Он качнул головой назад, и я понял: ему хочется пересесть в последний ряд.
– Идем. Хочу тебе кое-что показать.
Мы пересели.
Долгое время мы смотрели кино, сидя в последнем ряду. Больше в зале не было почти никого. Только после одиннадцати появились и двинулись к своим обычным местам на другом краю зала трое местных лодырей – неряшливый седой пьяница, которого я видел здесь уже много раз, толстяк с мятым, заросшим щетиной лицом (тоже знакомая личность) и лохматый, дикого вида молодой человек из тех, что околачиваются возле лодырей, пока не станут похожи на них, как две капли воды.
Усевшись, они тут же пустили по кругу плоскую темно-коричневую бутылку. Секунду спустя я вспомнил и молодого человека – это его, лежавшего в отключке в среднем проходе и с ног до головы забрызганного кровью, я потревожил как-то утром.
Но, может, это был не он, а «Стэн»? С виду они выглядели похожими, как близнецы, хотя я знал, что они не родня.
– Хочешь глотнуть? – спросил «Стэн», протягивая мне свою пинту. – Хорошая штука!
Чувствуя себя избранным, взрослым, я храбро принял бутылку «Тандерберда»[82]
и поднес горлышко к губам. Очень хотелось, чтобы вино мне понравилось, чтобы я смог разделить это удовольствие со «Стэном», но на вкус оно оказалось мерзким, будто помои, а то немногое, что мне удалось проглотить, обожгло язык и глотку.Я отчаянно сморщился.
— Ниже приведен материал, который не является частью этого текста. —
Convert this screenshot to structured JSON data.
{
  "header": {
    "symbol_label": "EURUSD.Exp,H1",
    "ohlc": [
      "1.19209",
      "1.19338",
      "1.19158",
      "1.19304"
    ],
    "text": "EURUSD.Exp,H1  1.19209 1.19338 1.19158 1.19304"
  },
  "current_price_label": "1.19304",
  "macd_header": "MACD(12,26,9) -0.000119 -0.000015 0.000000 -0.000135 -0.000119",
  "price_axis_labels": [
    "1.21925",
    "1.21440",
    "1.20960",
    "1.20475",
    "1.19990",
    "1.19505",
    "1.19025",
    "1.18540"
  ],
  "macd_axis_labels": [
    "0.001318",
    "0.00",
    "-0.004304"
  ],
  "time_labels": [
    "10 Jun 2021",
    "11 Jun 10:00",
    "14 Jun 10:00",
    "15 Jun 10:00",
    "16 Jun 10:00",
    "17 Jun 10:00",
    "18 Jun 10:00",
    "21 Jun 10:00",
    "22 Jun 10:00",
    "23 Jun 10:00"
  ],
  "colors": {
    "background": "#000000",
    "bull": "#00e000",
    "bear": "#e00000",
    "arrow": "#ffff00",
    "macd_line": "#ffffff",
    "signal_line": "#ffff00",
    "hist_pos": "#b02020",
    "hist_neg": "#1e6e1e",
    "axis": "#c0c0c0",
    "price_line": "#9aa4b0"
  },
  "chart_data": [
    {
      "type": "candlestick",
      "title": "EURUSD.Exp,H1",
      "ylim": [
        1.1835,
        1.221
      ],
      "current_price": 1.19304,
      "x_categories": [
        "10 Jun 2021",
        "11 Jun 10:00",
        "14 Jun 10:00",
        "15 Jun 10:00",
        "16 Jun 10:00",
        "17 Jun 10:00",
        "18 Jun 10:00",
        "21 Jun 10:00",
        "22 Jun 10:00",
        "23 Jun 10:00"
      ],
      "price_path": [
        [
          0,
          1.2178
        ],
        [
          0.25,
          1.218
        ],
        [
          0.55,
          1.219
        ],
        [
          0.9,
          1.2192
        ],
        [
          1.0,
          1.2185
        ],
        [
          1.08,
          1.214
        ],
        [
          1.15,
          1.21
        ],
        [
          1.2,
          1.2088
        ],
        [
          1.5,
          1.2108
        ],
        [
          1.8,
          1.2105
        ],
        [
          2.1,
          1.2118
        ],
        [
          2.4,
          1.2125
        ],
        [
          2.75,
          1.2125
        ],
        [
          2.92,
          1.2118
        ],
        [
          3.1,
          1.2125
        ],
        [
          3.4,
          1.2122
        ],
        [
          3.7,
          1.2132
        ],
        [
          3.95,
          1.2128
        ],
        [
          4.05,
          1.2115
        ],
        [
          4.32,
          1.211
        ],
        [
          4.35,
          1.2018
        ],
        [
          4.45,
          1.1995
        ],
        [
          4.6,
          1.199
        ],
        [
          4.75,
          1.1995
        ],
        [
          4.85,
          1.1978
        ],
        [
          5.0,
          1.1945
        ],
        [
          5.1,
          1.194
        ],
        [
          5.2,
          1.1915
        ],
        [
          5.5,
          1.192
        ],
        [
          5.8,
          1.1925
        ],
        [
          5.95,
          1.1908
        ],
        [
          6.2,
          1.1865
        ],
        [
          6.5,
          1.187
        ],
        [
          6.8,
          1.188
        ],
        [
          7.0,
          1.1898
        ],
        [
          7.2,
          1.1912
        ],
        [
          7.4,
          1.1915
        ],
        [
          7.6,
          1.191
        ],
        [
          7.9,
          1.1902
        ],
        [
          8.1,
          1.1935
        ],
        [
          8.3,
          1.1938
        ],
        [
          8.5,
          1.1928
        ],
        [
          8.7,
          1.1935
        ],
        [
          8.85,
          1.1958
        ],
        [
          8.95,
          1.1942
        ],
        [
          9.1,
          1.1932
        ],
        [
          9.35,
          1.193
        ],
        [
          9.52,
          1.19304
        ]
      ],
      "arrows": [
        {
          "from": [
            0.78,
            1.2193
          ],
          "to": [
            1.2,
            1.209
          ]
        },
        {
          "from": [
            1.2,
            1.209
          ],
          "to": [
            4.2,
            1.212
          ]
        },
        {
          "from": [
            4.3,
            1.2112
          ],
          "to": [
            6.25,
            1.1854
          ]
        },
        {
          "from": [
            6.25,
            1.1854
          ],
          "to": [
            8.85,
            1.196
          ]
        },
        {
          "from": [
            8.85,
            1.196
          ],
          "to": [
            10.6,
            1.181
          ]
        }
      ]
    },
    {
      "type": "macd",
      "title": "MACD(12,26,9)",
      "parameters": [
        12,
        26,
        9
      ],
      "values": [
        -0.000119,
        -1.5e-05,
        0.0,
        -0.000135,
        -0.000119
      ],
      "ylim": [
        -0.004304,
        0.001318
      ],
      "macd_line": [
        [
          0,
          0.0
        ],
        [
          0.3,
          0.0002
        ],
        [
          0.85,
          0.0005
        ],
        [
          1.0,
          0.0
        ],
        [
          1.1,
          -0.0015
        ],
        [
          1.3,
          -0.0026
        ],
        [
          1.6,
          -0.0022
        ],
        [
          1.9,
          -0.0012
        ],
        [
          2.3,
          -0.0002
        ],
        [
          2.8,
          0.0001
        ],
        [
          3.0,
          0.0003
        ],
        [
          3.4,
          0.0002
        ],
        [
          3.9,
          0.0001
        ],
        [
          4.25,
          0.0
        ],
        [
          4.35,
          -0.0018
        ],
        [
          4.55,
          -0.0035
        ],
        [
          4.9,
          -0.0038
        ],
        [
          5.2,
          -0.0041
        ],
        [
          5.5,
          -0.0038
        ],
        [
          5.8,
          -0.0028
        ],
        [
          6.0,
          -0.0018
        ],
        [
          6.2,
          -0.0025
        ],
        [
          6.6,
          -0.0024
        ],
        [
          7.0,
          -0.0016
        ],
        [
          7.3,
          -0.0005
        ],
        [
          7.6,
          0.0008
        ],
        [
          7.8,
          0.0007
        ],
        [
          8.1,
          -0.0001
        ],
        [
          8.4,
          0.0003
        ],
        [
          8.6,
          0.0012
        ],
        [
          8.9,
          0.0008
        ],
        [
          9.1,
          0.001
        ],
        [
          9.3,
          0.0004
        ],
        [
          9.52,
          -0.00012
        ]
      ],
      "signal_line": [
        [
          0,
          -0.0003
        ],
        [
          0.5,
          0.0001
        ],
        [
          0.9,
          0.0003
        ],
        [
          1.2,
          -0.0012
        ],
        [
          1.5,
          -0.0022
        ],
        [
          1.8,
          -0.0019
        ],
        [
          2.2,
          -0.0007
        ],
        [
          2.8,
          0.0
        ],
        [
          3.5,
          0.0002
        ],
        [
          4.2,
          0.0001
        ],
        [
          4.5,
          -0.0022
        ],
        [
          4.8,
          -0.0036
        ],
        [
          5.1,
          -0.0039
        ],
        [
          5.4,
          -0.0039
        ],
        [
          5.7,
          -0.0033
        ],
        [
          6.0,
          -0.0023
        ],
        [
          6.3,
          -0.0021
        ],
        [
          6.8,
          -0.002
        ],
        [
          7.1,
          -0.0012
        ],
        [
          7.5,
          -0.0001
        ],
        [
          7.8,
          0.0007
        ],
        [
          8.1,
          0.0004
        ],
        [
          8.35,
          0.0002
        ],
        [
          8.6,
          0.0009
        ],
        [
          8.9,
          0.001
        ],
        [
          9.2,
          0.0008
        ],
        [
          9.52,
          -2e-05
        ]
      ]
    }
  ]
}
– Да нет, не так уж плоха эта штука, – сказал он. – Лучше нее только одна вещь во всем мире и сыщется.
Его рука с силой стиснула мое бедро. Он наклонился и уставился мне в лицо.
– Я, понимаешь, дам тебе старт. Просто потому, что ты мне с первого взгляда понравился. Ты мне веришь? Веришь тому, что я говорю?
Я ответил, что, наверное, да.
– А я могу доказать. Я тебе докажу: все это чистая правда. Сам увидишь. Хочешь?
Я промолчал, и «Стэн» наклонился еще ближе, обдав меня густым запахом винного перегара.
– Помнишь, я про пипиську говорил? Помнишь, я рассказывал: вот исполнится тебе тринадцать или вроде того, и она станет большой-пребольшой? Помнишь, я говорил, какое это невероятное ощущение? Ну что ж, пора довериться Стэну: Стэн же доверяет тебе. – Тут он склонился к самому моему уху. – И тогда я раскрою тебе еще один секрет.
Отпустив бедро, он взял меня за руку и положил мою ладонь себе на мотню.
– Чувствуешь?
Я кивнул, хотя описать, что чувствую, в жизни бы не смог, как слепой не сможет описать слона.
«Стэн» вымученно улыбнулся и потянул книзу «молнию» ширинки – да так нервно, что даже я это разглядел. Расстегнув ширинку, он покопался в штанах и вытащил наружу толстую белесую дубинку совершенно нечеловеческого вида. С перепугу меня едва не стошнило, и я поднял взгляд на экран. Незримые цепи намертво приковали меня к креслу.
– Видал? Теперь-то ты меня точно поймешь.
Но тут он заметил, что я не смотрю на него.
– Слышь, парень. Гляди. Гляди, говорю. Вреда от этого не будет.
Но я не мог заставить себя опустить взгляд. Я не видел ничего!